Salah satu hal penting dan perlu disimak dalam sejarah perkembangan  penyelenggaraan sekolah-sekolah agama ialah lahirnya Keppres No.34 tahun 1974 tentang tanggung jawab fungsional pendidikan dan latihan serta Inspres No.15 tahun 1974 tentang pelaksanaan Keppres No.34 tahun 1974. Di dalam nya dinyatakan antara lain sebagai berikut:
a)      Pendidikan agama islam ialah usaha berupa bimbingan dan asuhan terhadap anak didik agar kelak setelah selesai pendidikan nya dapat memahami dan mengamalkan ajaran agama islam serta menjadikanya sebagai pandangan hidup (way of life)
b)      Pendidikan agama islam ialah pendidikan yang dilaksanakan berdasar ajaran islam
c)      Pendidikan agama islam adalah pendidikan dengan melalui ajaran-ajaran agama islam, yaitu berupa bimbingan dan asuhan terhadap anak didik agar nantinya setelah selesai dari pendidikan ia dapat memahami, menghayati dan mengamalkan ajaran-ajaran agama islam yang telah di yakini nya secara menyeluruh serta menjadikan ajaran agama islam itu sebagai suatu pandangan hidupnya demi keselamatan dan kesejahteraan hidup di dunia maupun di akhirat kelak.
Agama mengatur hubungan manusia dengan Tuhan Yang Maha Esa, hubungan manusia dengan manusia, hubungan manusia dengan alam, dan hubungan manusia dengan dirinya yang dapat menjamin keselarasan, keseimbangan, dan keserasian dalam hidup manusia, baik sebagai pribadi maupun sebagai anggota masyarakat dalam mencapai kemajuan lahiriyah dan kebahagian rohaniyah.
Oleh karena agama islam sebagai dasar tata nilai merupakan penentu dalam perkembangan dan pembinaan rasa kemanusiaan yang adil dan beradab, maka pemahaman dan pengalamannya dengan tepat dan benar di perlukan untuk menciptakan kesatuan bangsa.
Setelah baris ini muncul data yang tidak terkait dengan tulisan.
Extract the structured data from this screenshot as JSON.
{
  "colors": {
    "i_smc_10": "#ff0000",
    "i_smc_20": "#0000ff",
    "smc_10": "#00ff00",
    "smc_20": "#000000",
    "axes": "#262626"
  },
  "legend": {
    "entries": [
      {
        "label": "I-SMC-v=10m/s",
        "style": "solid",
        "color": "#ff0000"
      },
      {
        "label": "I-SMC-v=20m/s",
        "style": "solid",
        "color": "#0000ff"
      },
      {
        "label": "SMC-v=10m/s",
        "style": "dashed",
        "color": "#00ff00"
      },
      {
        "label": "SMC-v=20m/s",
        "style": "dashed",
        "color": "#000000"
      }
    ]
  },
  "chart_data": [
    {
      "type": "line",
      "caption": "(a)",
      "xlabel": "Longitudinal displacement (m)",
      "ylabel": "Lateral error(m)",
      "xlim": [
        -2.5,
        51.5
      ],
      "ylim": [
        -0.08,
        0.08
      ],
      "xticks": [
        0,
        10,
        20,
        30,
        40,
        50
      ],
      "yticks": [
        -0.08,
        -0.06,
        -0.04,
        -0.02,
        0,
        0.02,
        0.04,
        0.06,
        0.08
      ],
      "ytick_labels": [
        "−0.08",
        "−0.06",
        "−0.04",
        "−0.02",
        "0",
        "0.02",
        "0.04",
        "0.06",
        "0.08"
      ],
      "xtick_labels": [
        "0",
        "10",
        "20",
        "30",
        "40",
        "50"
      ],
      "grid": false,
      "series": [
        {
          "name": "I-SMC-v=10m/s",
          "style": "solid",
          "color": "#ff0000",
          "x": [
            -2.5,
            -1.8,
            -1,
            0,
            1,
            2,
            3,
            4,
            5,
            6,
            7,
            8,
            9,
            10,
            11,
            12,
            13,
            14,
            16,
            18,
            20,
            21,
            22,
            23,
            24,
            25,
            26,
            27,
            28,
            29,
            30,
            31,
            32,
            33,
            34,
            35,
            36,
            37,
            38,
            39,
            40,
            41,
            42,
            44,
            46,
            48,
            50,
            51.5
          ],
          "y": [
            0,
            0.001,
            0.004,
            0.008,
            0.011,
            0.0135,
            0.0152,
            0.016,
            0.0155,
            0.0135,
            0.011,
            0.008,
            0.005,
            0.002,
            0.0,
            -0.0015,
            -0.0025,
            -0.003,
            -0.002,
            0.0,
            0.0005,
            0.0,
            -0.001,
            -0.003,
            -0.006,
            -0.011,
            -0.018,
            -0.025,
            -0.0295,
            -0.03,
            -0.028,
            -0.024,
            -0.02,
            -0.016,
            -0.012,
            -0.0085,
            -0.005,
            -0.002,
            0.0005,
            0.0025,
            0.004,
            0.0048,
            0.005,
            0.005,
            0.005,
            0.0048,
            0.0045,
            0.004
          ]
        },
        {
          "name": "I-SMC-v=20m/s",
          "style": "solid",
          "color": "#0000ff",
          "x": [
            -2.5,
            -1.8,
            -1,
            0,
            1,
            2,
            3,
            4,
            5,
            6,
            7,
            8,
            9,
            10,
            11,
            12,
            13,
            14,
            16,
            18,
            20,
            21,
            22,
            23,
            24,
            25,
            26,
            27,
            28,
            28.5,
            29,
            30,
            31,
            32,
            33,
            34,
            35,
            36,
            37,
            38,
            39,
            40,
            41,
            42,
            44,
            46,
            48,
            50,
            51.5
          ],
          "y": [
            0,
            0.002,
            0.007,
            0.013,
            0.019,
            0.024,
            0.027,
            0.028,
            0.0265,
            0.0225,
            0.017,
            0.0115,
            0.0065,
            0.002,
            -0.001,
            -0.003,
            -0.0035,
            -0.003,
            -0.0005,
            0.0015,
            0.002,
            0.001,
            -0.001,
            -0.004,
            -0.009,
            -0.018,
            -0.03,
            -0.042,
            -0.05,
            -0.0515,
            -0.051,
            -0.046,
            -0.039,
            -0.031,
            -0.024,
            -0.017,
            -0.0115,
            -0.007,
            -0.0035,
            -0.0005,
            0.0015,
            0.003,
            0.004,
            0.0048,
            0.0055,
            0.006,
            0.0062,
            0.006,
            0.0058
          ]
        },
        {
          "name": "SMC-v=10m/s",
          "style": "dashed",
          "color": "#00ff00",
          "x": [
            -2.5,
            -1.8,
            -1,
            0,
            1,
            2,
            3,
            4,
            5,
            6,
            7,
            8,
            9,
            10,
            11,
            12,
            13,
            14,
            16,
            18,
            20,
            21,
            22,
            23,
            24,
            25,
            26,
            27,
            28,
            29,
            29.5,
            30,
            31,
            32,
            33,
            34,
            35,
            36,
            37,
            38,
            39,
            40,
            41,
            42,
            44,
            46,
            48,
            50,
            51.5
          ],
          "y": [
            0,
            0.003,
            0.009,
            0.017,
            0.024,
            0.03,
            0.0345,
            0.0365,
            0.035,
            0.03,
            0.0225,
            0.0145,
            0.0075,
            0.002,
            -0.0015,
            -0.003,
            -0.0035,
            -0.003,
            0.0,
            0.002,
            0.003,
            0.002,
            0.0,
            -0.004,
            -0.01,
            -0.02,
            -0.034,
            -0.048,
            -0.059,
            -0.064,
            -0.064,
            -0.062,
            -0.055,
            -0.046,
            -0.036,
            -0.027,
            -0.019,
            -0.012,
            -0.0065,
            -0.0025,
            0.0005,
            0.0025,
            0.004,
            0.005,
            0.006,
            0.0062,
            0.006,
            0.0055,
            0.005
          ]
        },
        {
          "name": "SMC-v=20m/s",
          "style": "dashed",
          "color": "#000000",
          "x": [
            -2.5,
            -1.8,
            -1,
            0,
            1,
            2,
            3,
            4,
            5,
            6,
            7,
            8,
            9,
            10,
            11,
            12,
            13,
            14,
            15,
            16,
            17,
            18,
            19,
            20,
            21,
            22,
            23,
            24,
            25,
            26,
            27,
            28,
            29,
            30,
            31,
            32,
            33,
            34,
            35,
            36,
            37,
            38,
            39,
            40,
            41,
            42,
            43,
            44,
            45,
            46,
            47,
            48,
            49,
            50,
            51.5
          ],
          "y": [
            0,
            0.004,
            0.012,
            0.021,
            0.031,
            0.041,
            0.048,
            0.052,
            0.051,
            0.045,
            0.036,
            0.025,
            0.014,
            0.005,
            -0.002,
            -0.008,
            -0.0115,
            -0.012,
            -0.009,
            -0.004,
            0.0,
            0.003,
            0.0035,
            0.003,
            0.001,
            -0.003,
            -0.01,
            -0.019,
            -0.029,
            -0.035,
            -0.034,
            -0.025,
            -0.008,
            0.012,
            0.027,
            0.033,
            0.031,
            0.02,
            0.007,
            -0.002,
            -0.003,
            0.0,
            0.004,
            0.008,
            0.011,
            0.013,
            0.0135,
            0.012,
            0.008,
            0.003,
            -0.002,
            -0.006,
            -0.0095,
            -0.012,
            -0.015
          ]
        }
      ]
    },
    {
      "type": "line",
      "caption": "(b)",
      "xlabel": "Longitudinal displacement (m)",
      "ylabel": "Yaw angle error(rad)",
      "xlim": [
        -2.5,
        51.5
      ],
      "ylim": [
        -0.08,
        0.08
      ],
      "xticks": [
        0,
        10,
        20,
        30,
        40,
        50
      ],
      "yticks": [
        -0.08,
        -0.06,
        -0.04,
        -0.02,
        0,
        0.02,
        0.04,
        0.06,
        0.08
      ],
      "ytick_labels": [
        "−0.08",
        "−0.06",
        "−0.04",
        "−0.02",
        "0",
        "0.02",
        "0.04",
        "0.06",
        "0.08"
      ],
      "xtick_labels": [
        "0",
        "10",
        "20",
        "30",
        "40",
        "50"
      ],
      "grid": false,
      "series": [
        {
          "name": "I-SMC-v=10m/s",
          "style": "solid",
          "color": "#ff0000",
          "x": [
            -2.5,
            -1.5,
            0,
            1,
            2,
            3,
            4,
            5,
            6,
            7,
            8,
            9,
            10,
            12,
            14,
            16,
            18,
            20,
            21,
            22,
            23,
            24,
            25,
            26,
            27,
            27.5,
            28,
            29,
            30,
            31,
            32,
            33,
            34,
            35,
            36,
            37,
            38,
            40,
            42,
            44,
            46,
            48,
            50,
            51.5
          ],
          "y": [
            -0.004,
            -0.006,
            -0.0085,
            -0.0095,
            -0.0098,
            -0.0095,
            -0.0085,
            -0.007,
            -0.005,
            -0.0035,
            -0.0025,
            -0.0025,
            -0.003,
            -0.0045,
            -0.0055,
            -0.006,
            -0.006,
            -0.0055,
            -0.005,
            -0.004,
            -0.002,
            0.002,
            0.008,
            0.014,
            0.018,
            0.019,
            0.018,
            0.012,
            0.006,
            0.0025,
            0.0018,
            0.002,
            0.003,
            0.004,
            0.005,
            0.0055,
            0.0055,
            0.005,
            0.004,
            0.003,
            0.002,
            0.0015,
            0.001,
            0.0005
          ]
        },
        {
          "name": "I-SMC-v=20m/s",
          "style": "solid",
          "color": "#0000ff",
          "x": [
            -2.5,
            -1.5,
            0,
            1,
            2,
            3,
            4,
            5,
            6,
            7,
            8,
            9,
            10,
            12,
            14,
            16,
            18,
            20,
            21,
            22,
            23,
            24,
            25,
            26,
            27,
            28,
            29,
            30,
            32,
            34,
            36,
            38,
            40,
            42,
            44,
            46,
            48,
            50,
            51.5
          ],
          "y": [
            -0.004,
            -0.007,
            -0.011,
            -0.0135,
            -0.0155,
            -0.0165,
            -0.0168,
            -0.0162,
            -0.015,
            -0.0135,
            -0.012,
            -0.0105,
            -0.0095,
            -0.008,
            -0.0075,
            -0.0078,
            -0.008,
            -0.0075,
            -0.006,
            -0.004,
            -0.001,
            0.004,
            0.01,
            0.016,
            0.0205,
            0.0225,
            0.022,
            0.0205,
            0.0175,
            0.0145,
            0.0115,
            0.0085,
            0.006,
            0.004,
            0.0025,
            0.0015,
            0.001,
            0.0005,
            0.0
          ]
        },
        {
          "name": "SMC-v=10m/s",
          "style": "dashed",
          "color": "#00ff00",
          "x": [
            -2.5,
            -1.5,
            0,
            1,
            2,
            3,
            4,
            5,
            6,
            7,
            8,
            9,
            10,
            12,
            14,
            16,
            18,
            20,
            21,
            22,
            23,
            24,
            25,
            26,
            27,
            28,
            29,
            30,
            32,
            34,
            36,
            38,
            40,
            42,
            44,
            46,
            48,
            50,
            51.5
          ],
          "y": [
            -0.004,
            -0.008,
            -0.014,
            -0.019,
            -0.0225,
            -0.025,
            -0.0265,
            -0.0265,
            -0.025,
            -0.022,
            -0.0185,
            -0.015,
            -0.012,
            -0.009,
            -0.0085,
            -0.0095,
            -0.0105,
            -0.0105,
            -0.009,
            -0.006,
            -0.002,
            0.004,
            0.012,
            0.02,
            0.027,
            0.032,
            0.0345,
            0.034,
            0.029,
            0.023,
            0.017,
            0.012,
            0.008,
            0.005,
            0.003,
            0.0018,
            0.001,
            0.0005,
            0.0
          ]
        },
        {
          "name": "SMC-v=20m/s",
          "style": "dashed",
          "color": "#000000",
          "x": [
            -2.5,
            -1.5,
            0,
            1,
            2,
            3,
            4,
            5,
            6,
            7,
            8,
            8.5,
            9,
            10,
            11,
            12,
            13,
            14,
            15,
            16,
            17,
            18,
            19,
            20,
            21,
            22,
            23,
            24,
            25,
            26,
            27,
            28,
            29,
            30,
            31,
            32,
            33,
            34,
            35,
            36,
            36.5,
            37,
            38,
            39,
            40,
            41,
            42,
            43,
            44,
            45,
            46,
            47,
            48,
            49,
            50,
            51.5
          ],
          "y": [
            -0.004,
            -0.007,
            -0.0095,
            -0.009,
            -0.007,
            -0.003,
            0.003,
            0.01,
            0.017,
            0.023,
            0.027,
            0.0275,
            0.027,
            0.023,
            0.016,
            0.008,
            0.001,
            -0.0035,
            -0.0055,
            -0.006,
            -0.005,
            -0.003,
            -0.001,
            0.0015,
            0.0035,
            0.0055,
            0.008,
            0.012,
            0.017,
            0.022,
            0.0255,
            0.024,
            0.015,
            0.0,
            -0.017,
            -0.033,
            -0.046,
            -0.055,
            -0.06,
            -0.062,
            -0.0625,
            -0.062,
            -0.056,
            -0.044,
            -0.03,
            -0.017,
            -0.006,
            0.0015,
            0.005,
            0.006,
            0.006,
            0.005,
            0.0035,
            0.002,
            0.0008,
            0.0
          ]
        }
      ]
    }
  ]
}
Bahan pendidikan bagi masing-masing pemeluknya berasal dari sumber-sumber agamanya masing-masing[2]. Pelaksanaan pendidikan agama dilakukan oleh pengajar yang menyakini, mengamalkan, dan menguasai bahan agama tersebut.
Madrasah ibtidaiyah adalah lembaga pendidikan yang tumbuh setelah masjid. Faktor yang menyebabkan tumbuh nya madrasah adalah karena masjid-masjid telah penuh dengan tempat-tempat belajar dan hal ini amat mengganggu aktivitas pelaksanaan ibadah sholat. Tumbuh dan berkembang nya madrasah di Indonesia tidak dapat di pisahkan dengan tumbuh dan berkembangnya ide-ide pembaruan di kalangan umat islam di tinjau dari segi tingkatanya madrasah dibagi menjadi:

     1.      Madrasah ibtidaiyah
Madrasah ibtidaiyah ialah lembaga pendidikan yang memberikan pendidikan pengajaran rendah serta menjadikan matapelajaran agama islam sebagi mata pelajaran dasar yang sekurang-kurangnya 30% di samping pendidikan umum. Maksud perkataaan 30% matapelajaran agama islam bukanlah di tujukan kepada isi mata pelajaran agama islam itu sendiri tetapi jumlah waktu yang di berikan untuk mata pelajaran agama 30% dari jumlah waktu yang tersedia di maing-masing madrasah. dengan kata lain, isi matapelajaran agama tetap 100% di berikan sebgaimana yang sudah biasa dilaksanakan selama ini, hanya waktu yang disediakan untuk menyajikan mata pelajaran agama tersebut 30% dari jumlah keseluruh waktu/jam pelajaran yang ada di masing-masing madrasah tersebut.
Tujuan umum madrasah ibtidaiyah adalah:

   1)      Memiliki sikap dasar sabagai seorang muslim yang bertakwa dan berakhlak mulia
   2)      Memiliki sikap dasar sebagai warga negara yang baik
   3)      Memiliki pengetahuan dasar tentang kesehatan, kesejahteraan keluarga dan kependudukan
   4)      Memiliki pengetahuan dasar tentang Bahasa Indonesia sebagai Bahasa nasional.
   5)      Memiliki pengetahuan dasar tentang Bahasa arab sebagai alat untuk memahami ajaran agama islam
   6)      Memiliki pengetahuan dasar tentang matematika dan ilmu pengetahuan alam.
   7)      Memiliki pengetahuan dasar tentang ilmu pengetahuan sosial.
    8)      Memiliki pengetahuan dasar tentang berbagai unsur kebudayaan nasional.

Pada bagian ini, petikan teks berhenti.